RFA says USDA corn report clearly shows need to boost ethanol consumption
In Washington, U.S. Department of Agriculture reported Tuesday that American farmers are expected to harvest a record-large corn crop of 16.7 billion bushels this fall, while the corn surplus is projected to rise to its highest level in eight years and prices are set to sink to six-year lows. According to the Renewable Fuels Association, the USDA report clearly highlights the urgent need to remove artificial regulatory barriers that are undercutting demand and constraining market opportunities for both corn and ethanol.
RFA said the following policy and deregulatory actions are needed to help avert an economic crisis in the farm economy.
· Congress should pass the Nationwide Fuel Retailer and Consumer Choice Act, which would allow E15 to be sold year-round, nationwide without the need for ad hoc emergency waivers.
· Congress should adopt the Ethanol for America Act, which would streamline regulatory requirements related to E15 pump labeling and equipment compatibility.

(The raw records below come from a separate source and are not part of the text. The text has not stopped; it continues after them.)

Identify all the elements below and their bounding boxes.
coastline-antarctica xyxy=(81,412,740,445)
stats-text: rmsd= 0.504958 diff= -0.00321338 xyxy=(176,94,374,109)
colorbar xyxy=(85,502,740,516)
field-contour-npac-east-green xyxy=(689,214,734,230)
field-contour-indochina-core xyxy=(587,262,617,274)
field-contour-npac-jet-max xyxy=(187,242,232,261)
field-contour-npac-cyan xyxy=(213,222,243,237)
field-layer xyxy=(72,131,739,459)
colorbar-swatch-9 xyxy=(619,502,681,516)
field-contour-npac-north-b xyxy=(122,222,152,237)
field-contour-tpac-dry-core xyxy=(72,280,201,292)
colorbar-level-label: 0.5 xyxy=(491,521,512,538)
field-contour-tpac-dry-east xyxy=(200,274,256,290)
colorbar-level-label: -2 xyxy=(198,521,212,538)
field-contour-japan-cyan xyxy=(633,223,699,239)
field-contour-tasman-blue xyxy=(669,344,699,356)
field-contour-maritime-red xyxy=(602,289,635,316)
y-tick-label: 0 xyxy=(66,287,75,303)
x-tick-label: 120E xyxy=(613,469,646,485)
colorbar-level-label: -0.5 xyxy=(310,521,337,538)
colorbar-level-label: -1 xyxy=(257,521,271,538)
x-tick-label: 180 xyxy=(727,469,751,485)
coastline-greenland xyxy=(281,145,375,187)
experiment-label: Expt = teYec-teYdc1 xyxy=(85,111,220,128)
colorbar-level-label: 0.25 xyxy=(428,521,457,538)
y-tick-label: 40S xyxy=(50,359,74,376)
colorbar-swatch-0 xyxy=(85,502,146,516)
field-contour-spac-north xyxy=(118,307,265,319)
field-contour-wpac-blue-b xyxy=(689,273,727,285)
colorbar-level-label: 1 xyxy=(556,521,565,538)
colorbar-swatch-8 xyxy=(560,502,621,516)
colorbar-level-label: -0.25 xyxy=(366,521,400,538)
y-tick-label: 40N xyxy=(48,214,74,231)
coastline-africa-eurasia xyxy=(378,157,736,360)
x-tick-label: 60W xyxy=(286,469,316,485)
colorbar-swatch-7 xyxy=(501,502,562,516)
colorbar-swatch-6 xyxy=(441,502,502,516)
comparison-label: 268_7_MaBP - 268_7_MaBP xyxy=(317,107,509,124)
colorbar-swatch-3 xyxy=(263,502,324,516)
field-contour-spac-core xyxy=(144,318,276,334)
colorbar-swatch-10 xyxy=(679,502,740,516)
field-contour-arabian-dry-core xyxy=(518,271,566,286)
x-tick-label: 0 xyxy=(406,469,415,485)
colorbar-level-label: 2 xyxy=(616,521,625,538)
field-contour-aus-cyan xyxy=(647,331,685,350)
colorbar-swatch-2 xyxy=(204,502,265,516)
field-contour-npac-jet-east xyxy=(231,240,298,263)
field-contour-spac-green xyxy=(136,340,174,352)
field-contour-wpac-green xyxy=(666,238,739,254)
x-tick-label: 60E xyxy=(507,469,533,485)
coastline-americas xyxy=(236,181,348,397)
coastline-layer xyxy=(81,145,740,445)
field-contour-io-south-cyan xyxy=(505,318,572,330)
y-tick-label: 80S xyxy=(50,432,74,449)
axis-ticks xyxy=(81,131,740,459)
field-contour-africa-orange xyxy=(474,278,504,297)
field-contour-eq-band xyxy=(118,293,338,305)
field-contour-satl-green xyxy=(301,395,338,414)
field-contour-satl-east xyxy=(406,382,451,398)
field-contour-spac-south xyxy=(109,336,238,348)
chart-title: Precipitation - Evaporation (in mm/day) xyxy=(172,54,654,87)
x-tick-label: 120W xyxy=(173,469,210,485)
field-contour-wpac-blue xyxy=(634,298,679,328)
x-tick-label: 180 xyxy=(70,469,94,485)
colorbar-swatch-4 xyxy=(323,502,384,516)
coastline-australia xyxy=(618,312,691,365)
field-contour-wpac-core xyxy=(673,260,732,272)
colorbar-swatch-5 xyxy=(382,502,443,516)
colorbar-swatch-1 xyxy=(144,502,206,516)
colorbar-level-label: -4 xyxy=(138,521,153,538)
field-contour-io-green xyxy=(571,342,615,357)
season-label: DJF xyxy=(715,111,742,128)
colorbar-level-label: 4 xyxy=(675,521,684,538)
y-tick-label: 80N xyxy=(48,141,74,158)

· Congress and the Administration should eliminate century-old “denaturant” requirements, which obligate ethanol producers to poison their clean, renewable fuel with dirty, toxic substances. These requirements create challenges for using ethanol to make renewable jet fuel, and they ultimately reduce demand for corn by displacing ethanol with low-quality hydrocarbon “denaturants.”
· The Administration should finalize strong RFS volumes, limit small refinery exemptions, and reallocate any exempted volumes. Once finalized, the 2026 and 2027 RFS volumes proposed by EPA will help boost demand for U.S. farmers. But those gains can only be realized if the volume requirements are not destabilized with unrestored SREs. Notably, the last time corn prices were this low and the corn surplus was this high was in 2018/19, when the massive issuance of SREs destroyed demand for ethanol, biomass-based diesel, corn, and soybeans.